Atmosfer akademik di
PT dipastikan juga semakin dinamis. Akan tiba saatnya ketika berijazah doktor
saja tidak cukup menjamin kualitas dan keahlian. Seorang doktor dituntut
punya riset-riset post-doktoral yang serius dan publikasi secara
berkelanjutan dan konsisten agar dapat bertahan secara keilmuan. Semua ini
niscaya menjadi atmosfer akademik dan praktik yang lumrah di PT-PT Indonesia
beberapa tahun ke depan.
Kepemimpinan kaum muda
Seluruh peluang
optimalisasi potensi kolektif para doktor muda akan hilang jika lapangan
pekerjaan, sistem karier, dan mekanisme imbal jasa di Indonesia kurang
kompetitif.
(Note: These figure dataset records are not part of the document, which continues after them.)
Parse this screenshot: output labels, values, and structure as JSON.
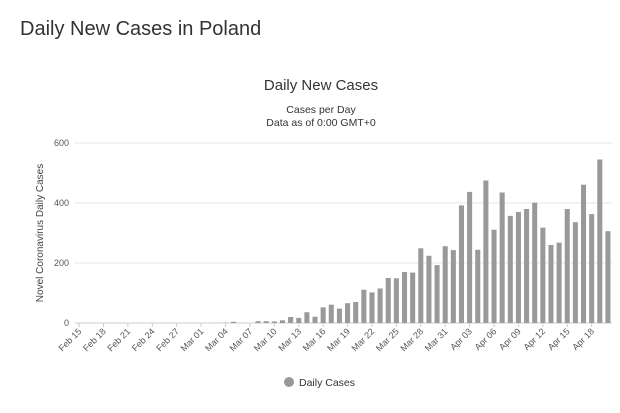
{
  "page": {
    "heading": "Daily New Cases in Poland"
  },
  "chart_data": {
    "type": "bar",
    "title": "Daily New Cases",
    "subtitle": "Cases per Day",
    "subtitle2": "Data as of 0:00 GMT+0",
    "ylabel": "Novel Coronavirus Daily Cases",
    "xlabel": "",
    "ylim": [
      0,
      600
    ],
    "yticks": [
      0,
      200,
      400,
      600
    ],
    "grid": true,
    "legend_position": "bottom",
    "bar_color": "#999999",
    "categories": [
      "Feb 15",
      "Feb 16",
      "Feb 17",
      "Feb 18",
      "Feb 19",
      "Feb 20",
      "Feb 21",
      "Feb 22",
      "Feb 23",
      "Feb 24",
      "Feb 25",
      "Feb 26",
      "Feb 27",
      "Feb 28",
      "Feb 29",
      "Mar 01",
      "Mar 02",
      "Mar 03",
      "Mar 04",
      "Mar 05",
      "Mar 06",
      "Mar 07",
      "Mar 08",
      "Mar 09",
      "Mar 10",
      "Mar 11",
      "Mar 12",
      "Mar 13",
      "Mar 14",
      "Mar 15",
      "Mar 16",
      "Mar 17",
      "Mar 18",
      "Mar 19",
      "Mar 20",
      "Mar 21",
      "Mar 22",
      "Mar 23",
      "Mar 24",
      "Mar 25",
      "Mar 26",
      "Mar 27",
      "Mar 28",
      "Mar 29",
      "Mar 30",
      "Mar 31",
      "Apr 01",
      "Apr 02",
      "Apr 03",
      "Apr 04",
      "Apr 05",
      "Apr 06",
      "Apr 07",
      "Apr 08",
      "Apr 09",
      "Apr 10",
      "Apr 11",
      "Apr 12",
      "Apr 13",
      "Apr 14",
      "Apr 15",
      "Apr 16",
      "Apr 17",
      "Apr 18",
      "Apr 19",
      "Apr 20"
    ],
    "xtick_labels": [
      "Feb 15",
      "Feb 18",
      "Feb 21",
      "Feb 24",
      "Feb 27",
      "Mar 01",
      "Mar 04",
      "Mar 07",
      "Mar 10",
      "Mar 13",
      "Mar 16",
      "Mar 19",
      "Mar 22",
      "Mar 25",
      "Mar 28",
      "Mar 31",
      "Apr 03",
      "Apr 06",
      "Apr 09",
      "Apr 12",
      "Apr 15",
      "Apr 18"
    ],
    "series": [
      {
        "name": "Daily Cases",
        "values": [
          0,
          0,
          0,
          0,
          0,
          0,
          0,
          0,
          0,
          0,
          0,
          0,
          0,
          0,
          0,
          0,
          0,
          0,
          1,
          4,
          0,
          0,
          6,
          6,
          5,
          9,
          20,
          17,
          36,
          21,
          52,
          61,
          48,
          66,
          70,
          111,
          102,
          115,
          150,
          149,
          170,
          168,
          249,
          224,
          193,
          256,
          243,
          392,
          437,
          244,
          475,
          311,
          435,
          357,
          370,
          380,
          401,
          318,
          260,
          268,
          380,
          336,
          461,
          363,
          545,
          306
        ]
      }
    ]
  }
}
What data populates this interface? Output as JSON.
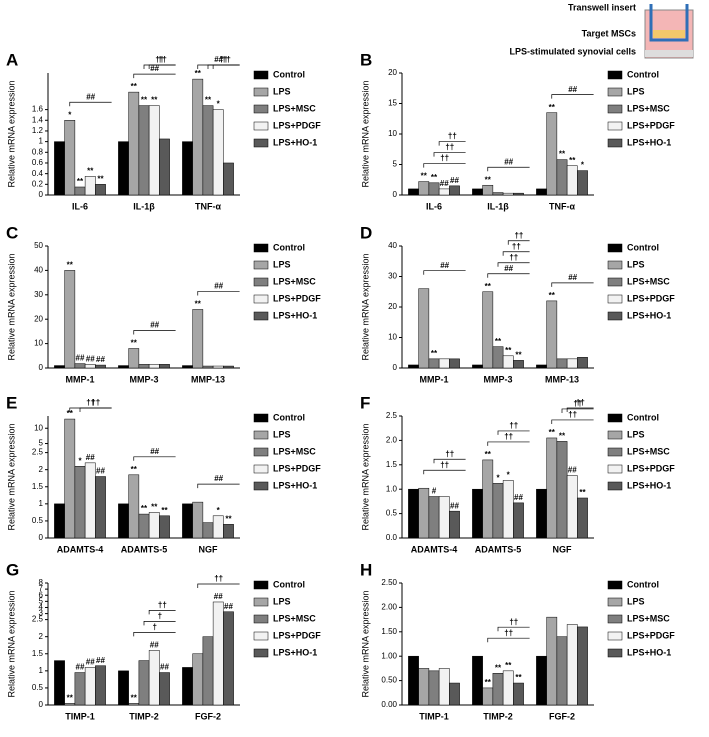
{
  "inset": {
    "labels": [
      "Transwell insert",
      "Target MSCs",
      "LPS-stimulated synovial cells"
    ]
  },
  "chart_data": [
    {
      "type": "bar",
      "label": "A",
      "y_label": "Relative mRNA expression",
      "categories": [
        "IL-6",
        "IL-1β",
        "TNF-α"
      ],
      "ylim": [
        0,
        8
      ],
      "break": [
        1.6,
        4
      ],
      "yticks": [
        0,
        0.2,
        0.4,
        0.6,
        0.8,
        1,
        1.2,
        1.4,
        1.6
      ],
      "series": [
        {
          "name": "Control",
          "color": "#000000",
          "values": [
            1,
            1,
            1
          ],
          "labels": [
            null,
            null,
            null
          ]
        },
        {
          "name": "LPS",
          "color": "#a6a6a6",
          "values": [
            1.4,
            5.5,
            7.2
          ],
          "labels": [
            "*",
            "**",
            "**"
          ]
        },
        {
          "name": "LPS+MSC",
          "color": "#7f7f7f",
          "values": [
            0.15,
            2.5,
            2.3
          ],
          "labels": [
            "**",
            "**",
            "**"
          ]
        },
        {
          "name": "LPS+PDGF",
          "color": "#f2f2f2",
          "values": [
            0.35,
            2.6,
            1.6
          ],
          "labels": [
            "**",
            "**",
            "*"
          ]
        },
        {
          "name": "LPS+HO-1",
          "color": "#595959",
          "values": [
            0.2,
            1.05,
            0.6
          ],
          "labels": [
            "**",
            null,
            null
          ]
        }
      ],
      "brackets": [
        [
          "##"
        ],
        [
          "##",
          "††",
          "††"
        ],
        [
          "##",
          "††",
          "††"
        ]
      ]
    },
    {
      "type": "bar",
      "label": "B",
      "y_label": "Relative mRNA expression",
      "categories": [
        "IL-6",
        "IL-1β",
        "TNF-α"
      ],
      "ylim": [
        0,
        20
      ],
      "yticks": [
        0,
        5,
        10,
        15,
        20
      ],
      "series": [
        {
          "name": "Control",
          "color": "#000000",
          "values": [
            1,
            1,
            1
          ],
          "labels": [
            null,
            null,
            null
          ]
        },
        {
          "name": "LPS",
          "color": "#a6a6a6",
          "values": [
            2.2,
            1.6,
            13.5
          ],
          "labels": [
            "**",
            "**",
            "**"
          ]
        },
        {
          "name": "LPS+MSC",
          "color": "#7f7f7f",
          "values": [
            2,
            0.4,
            5.8
          ],
          "labels": [
            "**",
            null,
            "**"
          ]
        },
        {
          "name": "LPS+PDGF",
          "color": "#f2f2f2",
          "values": [
            1,
            0.3,
            4.8
          ],
          "labels": [
            "##",
            null,
            "**"
          ]
        },
        {
          "name": "LPS+HO-1",
          "color": "#595959",
          "values": [
            1.5,
            0.3,
            4
          ],
          "labels": [
            "##",
            null,
            "*"
          ]
        }
      ],
      "brackets": [
        [
          "††",
          "††",
          "††"
        ],
        [
          "##"
        ],
        [
          "##"
        ]
      ]
    },
    {
      "type": "bar",
      "label": "C",
      "y_label": "Relative mRNA expression",
      "categories": [
        "MMP-1",
        "MMP-3",
        "MMP-13"
      ],
      "ylim": [
        0,
        50
      ],
      "yticks": [
        0,
        10,
        20,
        30,
        40,
        50
      ],
      "series": [
        {
          "name": "Control",
          "color": "#000000",
          "values": [
            1,
            1,
            1
          ],
          "labels": [
            null,
            null,
            null
          ]
        },
        {
          "name": "LPS",
          "color": "#a6a6a6",
          "values": [
            40,
            8,
            24
          ],
          "labels": [
            "**",
            "**",
            "**"
          ]
        },
        {
          "name": "LPS+MSC",
          "color": "#7f7f7f",
          "values": [
            1.8,
            1.5,
            0.8
          ],
          "labels": [
            "##",
            null,
            null
          ]
        },
        {
          "name": "LPS+PDGF",
          "color": "#f2f2f2",
          "values": [
            1.5,
            1.5,
            0.8
          ],
          "labels": [
            "##",
            null,
            null
          ]
        },
        {
          "name": "LPS+HO-1",
          "color": "#595959",
          "values": [
            1.2,
            1.5,
            0.8
          ],
          "labels": [
            "##",
            null,
            null
          ]
        }
      ],
      "brackets": [
        [],
        [
          "##"
        ],
        [
          "##"
        ]
      ]
    },
    {
      "type": "bar",
      "label": "D",
      "y_label": "Relative mRNA expression",
      "categories": [
        "MMP-1",
        "MMP-3",
        "MMP-13"
      ],
      "ylim": [
        0,
        40
      ],
      "yticks": [
        0,
        10,
        20,
        30,
        40
      ],
      "series": [
        {
          "name": "Control",
          "color": "#000000",
          "values": [
            1,
            1,
            1
          ],
          "labels": [
            null,
            null,
            null
          ]
        },
        {
          "name": "LPS",
          "color": "#a6a6a6",
          "values": [
            26,
            25,
            22
          ],
          "labels": [
            null,
            "**",
            "**"
          ]
        },
        {
          "name": "LPS+MSC",
          "color": "#7f7f7f",
          "values": [
            3,
            7,
            3
          ],
          "labels": [
            "**",
            "**",
            null
          ]
        },
        {
          "name": "LPS+PDGF",
          "color": "#f2f2f2",
          "values": [
            3,
            4,
            3
          ],
          "labels": [
            null,
            "**",
            null
          ]
        },
        {
          "name": "LPS+HO-1",
          "color": "#595959",
          "values": [
            3,
            2.5,
            3.5
          ],
          "labels": [
            null,
            "**",
            null
          ]
        }
      ],
      "brackets": [
        [
          "##"
        ],
        [
          "##",
          "††",
          "††",
          "††"
        ],
        [
          "##"
        ]
      ]
    },
    {
      "type": "bar",
      "label": "E",
      "y_label": "Relative mRNA expression",
      "categories": [
        "ADAMTS-4",
        "ADAMTS-5",
        "NGF"
      ],
      "ylim": [
        0,
        14
      ],
      "break": [
        2.5,
        4
      ],
      "yticks": [
        0,
        0.5,
        1,
        1.5,
        2,
        2.5,
        5,
        10
      ],
      "series": [
        {
          "name": "Control",
          "color": "#000000",
          "values": [
            1,
            1,
            1
          ],
          "labels": [
            null,
            null,
            null
          ]
        },
        {
          "name": "LPS",
          "color": "#a6a6a6",
          "values": [
            13,
            1.85,
            1.05
          ],
          "labels": [
            "**",
            "**",
            null
          ]
        },
        {
          "name": "LPS+MSC",
          "color": "#7f7f7f",
          "values": [
            2.1,
            0.7,
            0.45
          ],
          "labels": [
            "*",
            "**",
            null
          ]
        },
        {
          "name": "LPS+PDGF",
          "color": "#f2f2f2",
          "values": [
            2.2,
            0.75,
            0.65
          ],
          "labels": [
            "##",
            "**",
            "*"
          ]
        },
        {
          "name": "LPS+HO-1",
          "color": "#595959",
          "values": [
            1.8,
            0.65,
            0.4
          ],
          "labels": [
            "##",
            "**",
            "**"
          ]
        }
      ],
      "brackets": [
        [
          "††",
          "††"
        ],
        [
          "##"
        ],
        [
          "##"
        ]
      ]
    },
    {
      "type": "bar",
      "label": "F",
      "y_label": "Relative mRNA expression",
      "categories": [
        "ADAMTS-4",
        "ADAMTS-5",
        "NGF"
      ],
      "ylim": [
        0,
        2.5
      ],
      "yticks": [
        {
          "value": 0,
          "label": "0.0"
        },
        0.5,
        {
          "value": 1,
          "label": "1.0"
        },
        1.5,
        {
          "value": 2,
          "label": "2.0"
        },
        2.5
      ],
      "series": [
        {
          "name": "Control",
          "color": "#000000",
          "values": [
            1,
            1,
            1
          ],
          "labels": [
            null,
            null,
            null
          ]
        },
        {
          "name": "LPS",
          "color": "#a6a6a6",
          "values": [
            1.02,
            1.6,
            2.05
          ],
          "labels": [
            null,
            "**",
            "**"
          ]
        },
        {
          "name": "LPS+MSC",
          "color": "#7f7f7f",
          "values": [
            0.85,
            1.12,
            1.98
          ],
          "labels": [
            "#",
            "*",
            "**"
          ]
        },
        {
          "name": "LPS+PDGF",
          "color": "#f2f2f2",
          "values": [
            0.85,
            1.18,
            1.28
          ],
          "labels": [
            null,
            "*",
            "##"
          ]
        },
        {
          "name": "LPS+HO-1",
          "color": "#595959",
          "values": [
            0.55,
            0.72,
            0.82
          ],
          "labels": [
            "##",
            "##",
            "**"
          ]
        }
      ],
      "brackets": [
        [
          "††",
          "††"
        ],
        [
          "††",
          "††"
        ],
        [
          "††",
          "††",
          "††"
        ]
      ]
    },
    {
      "type": "bar",
      "label": "G",
      "y_label": "Relative mRNA expression",
      "categories": [
        "TIMP-1",
        "TIMP-2",
        "FGF-2"
      ],
      "ylim": [
        0,
        8
      ],
      "break": [
        2.5,
        3
      ],
      "yticks": [
        0,
        0.5,
        1,
        1.5,
        2,
        2.5,
        3,
        4,
        5,
        6,
        7,
        8
      ],
      "series": [
        {
          "name": "Control",
          "color": "#000000",
          "values": [
            1.3,
            1,
            1.1
          ],
          "labels": [
            null,
            null,
            null
          ]
        },
        {
          "name": "LPS",
          "color": "#a6a6a6",
          "values": [
            0.05,
            0.05,
            1.5
          ],
          "labels": [
            "**",
            "**",
            null
          ]
        },
        {
          "name": "LPS+MSC",
          "color": "#7f7f7f",
          "values": [
            0.95,
            1.3,
            2
          ],
          "labels": [
            "##",
            null,
            null
          ]
        },
        {
          "name": "LPS+PDGF",
          "color": "#f2f2f2",
          "values": [
            1.1,
            1.6,
            4.9
          ],
          "labels": [
            "##",
            "##",
            "##"
          ]
        },
        {
          "name": "LPS+HO-1",
          "color": "#595959",
          "values": [
            1.15,
            0.95,
            3.3
          ],
          "labels": [
            "##",
            "##",
            "##"
          ]
        }
      ],
      "brackets": [
        [],
        [
          "†",
          "†",
          "††"
        ],
        [
          "††"
        ]
      ]
    },
    {
      "type": "bar",
      "label": "H",
      "y_label": "Relative mRNA expression",
      "categories": [
        "TIMP-1",
        "TIMP-2",
        "FGF-2"
      ],
      "ylim": [
        0,
        2.5
      ],
      "yticks": [
        {
          "value": 0,
          "label": "0.00"
        },
        {
          "value": 0.5,
          "label": "0.50"
        },
        {
          "value": 1,
          "label": "1.00"
        },
        {
          "value": 1.5,
          "label": "1.50"
        },
        {
          "value": 2,
          "label": "2.00"
        },
        {
          "value": 2.5,
          "label": "2.50"
        }
      ],
      "series": [
        {
          "name": "Control",
          "color": "#000000",
          "values": [
            1,
            1,
            1
          ],
          "labels": [
            null,
            null,
            null
          ]
        },
        {
          "name": "LPS",
          "color": "#a6a6a6",
          "values": [
            0.75,
            0.35,
            1.8
          ],
          "labels": [
            null,
            "**",
            null
          ]
        },
        {
          "name": "LPS+MSC",
          "color": "#7f7f7f",
          "values": [
            0.7,
            0.65,
            1.4
          ],
          "labels": [
            null,
            "**",
            null
          ]
        },
        {
          "name": "LPS+PDGF",
          "color": "#f2f2f2",
          "values": [
            0.75,
            0.7,
            1.65
          ],
          "labels": [
            null,
            "**",
            null
          ]
        },
        {
          "name": "LPS+HO-1",
          "color": "#595959",
          "values": [
            0.45,
            0.45,
            1.6
          ],
          "labels": [
            null,
            "**",
            null
          ]
        }
      ],
      "brackets": [
        [],
        [
          "††",
          "††"
        ],
        []
      ]
    }
  ]
}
Doktor-doktor kita akan mencari kesempatan yang lebih baik di
negara lain. Investasi pemerintah jadi sia-sia. Tantangan ini semakin besar
karena pasar bebas ASEAN dan Asia Pasifik memungkinkan migrasi sumber daya
manusia terdidik secara lebih terbuka.
Dunia PT sebagai salah
satu pilihan lapangan pekerjaan dapat kehilangan kesempatan dari kehadiran
doktor-doktor muda itu jika tidak segera melakukan pembenahan internal.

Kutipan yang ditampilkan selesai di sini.